What would be the common robots.txt for all SiteJet websites? Usually when we develop a website we may disallow cache folder for example and other internal dev folders.

Hi! If you need, you can create a robots.txt file using the instructions from here: Add a robots.txt file - Sitejet Help
From what I know, there is no cache other internal dev. folders in Sitejet.

Hope this helps!

1 Like

Hi @Lucian_Dinu, thank you for your reply.

I have already followed the instructions before asking the question.

My question is about the content of the robots.txt and not on how to create one (as in your shared link).

Usually, when we develop a website, we must exclude all the internal folder that we do not want to share on the internet.

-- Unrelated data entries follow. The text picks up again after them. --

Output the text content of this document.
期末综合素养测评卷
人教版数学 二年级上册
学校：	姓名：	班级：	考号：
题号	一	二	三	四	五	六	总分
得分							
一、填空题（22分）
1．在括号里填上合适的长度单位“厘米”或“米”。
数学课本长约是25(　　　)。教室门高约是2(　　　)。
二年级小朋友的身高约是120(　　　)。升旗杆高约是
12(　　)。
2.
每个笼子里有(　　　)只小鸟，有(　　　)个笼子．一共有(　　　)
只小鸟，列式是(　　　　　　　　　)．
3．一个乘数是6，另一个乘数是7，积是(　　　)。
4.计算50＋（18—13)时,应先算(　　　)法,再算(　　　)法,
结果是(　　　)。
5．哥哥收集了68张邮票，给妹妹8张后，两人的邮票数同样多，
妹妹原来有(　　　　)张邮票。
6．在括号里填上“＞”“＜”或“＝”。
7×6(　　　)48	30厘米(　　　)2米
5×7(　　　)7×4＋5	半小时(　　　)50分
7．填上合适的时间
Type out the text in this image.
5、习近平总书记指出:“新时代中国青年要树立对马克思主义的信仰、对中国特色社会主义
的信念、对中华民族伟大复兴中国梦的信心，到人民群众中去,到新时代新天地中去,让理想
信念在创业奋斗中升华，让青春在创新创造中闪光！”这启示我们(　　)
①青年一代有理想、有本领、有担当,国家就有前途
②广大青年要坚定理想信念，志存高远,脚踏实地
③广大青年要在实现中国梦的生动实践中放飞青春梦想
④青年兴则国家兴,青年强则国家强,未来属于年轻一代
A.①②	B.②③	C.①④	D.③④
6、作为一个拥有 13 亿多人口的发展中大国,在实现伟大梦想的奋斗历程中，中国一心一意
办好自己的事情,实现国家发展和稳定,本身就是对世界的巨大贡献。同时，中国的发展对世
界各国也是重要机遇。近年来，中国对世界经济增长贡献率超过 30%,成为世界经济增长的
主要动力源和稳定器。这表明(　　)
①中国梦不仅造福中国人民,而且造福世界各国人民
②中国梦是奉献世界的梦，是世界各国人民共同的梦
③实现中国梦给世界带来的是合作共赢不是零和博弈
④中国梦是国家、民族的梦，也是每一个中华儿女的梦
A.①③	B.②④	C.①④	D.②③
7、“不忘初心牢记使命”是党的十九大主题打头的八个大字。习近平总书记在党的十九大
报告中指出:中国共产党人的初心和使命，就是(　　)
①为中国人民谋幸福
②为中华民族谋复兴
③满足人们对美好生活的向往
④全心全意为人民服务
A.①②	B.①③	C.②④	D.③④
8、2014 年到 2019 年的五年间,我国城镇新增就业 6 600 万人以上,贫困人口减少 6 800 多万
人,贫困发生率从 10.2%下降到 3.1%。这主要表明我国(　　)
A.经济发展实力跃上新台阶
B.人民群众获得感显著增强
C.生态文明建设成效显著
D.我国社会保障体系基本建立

In case of SiteJet, it is a black box for us, so I wonder why you don’t share a common robots.txt that we may use in our website as a base one.

Hi! This is what is currently available in Sitejet.
I have a similar issue and I also want to exclude pages/collection items this is why I’ve created this feature request: Add the possibility to exclude pages/collection item pages from sitemap.xml

If you want you can add your input (+1) there.

Hope this helps!

Hi, this should be answered by the dev team of SiteJet. There should be a common base robots.txt file to share with us or to generate on the website and give us the possibility to modify it. Maybe @Andre or @Franzi could help us with this.

As for your feature request. I totally agree with you. There should be a possibility to have draft pages along with this feature Save Without Publishing.

Hi @AJ_Joe

there is already a default robots.txt automatically generated for every website. You can download it (simply append /robots.txt to your website domain) and customize it to your needs and upload it again using the instructions mentioned above. Usually a search engine would index every (linked) page, so a customized robots.txt is not needed in most cases.

If you want to disallow pages from being indexed, you can better simply untick the “Index” checkbox in the “Pages” dialog.

Hi @malte, thank you for your reply. You mean simply add /robots.txt to the website domain?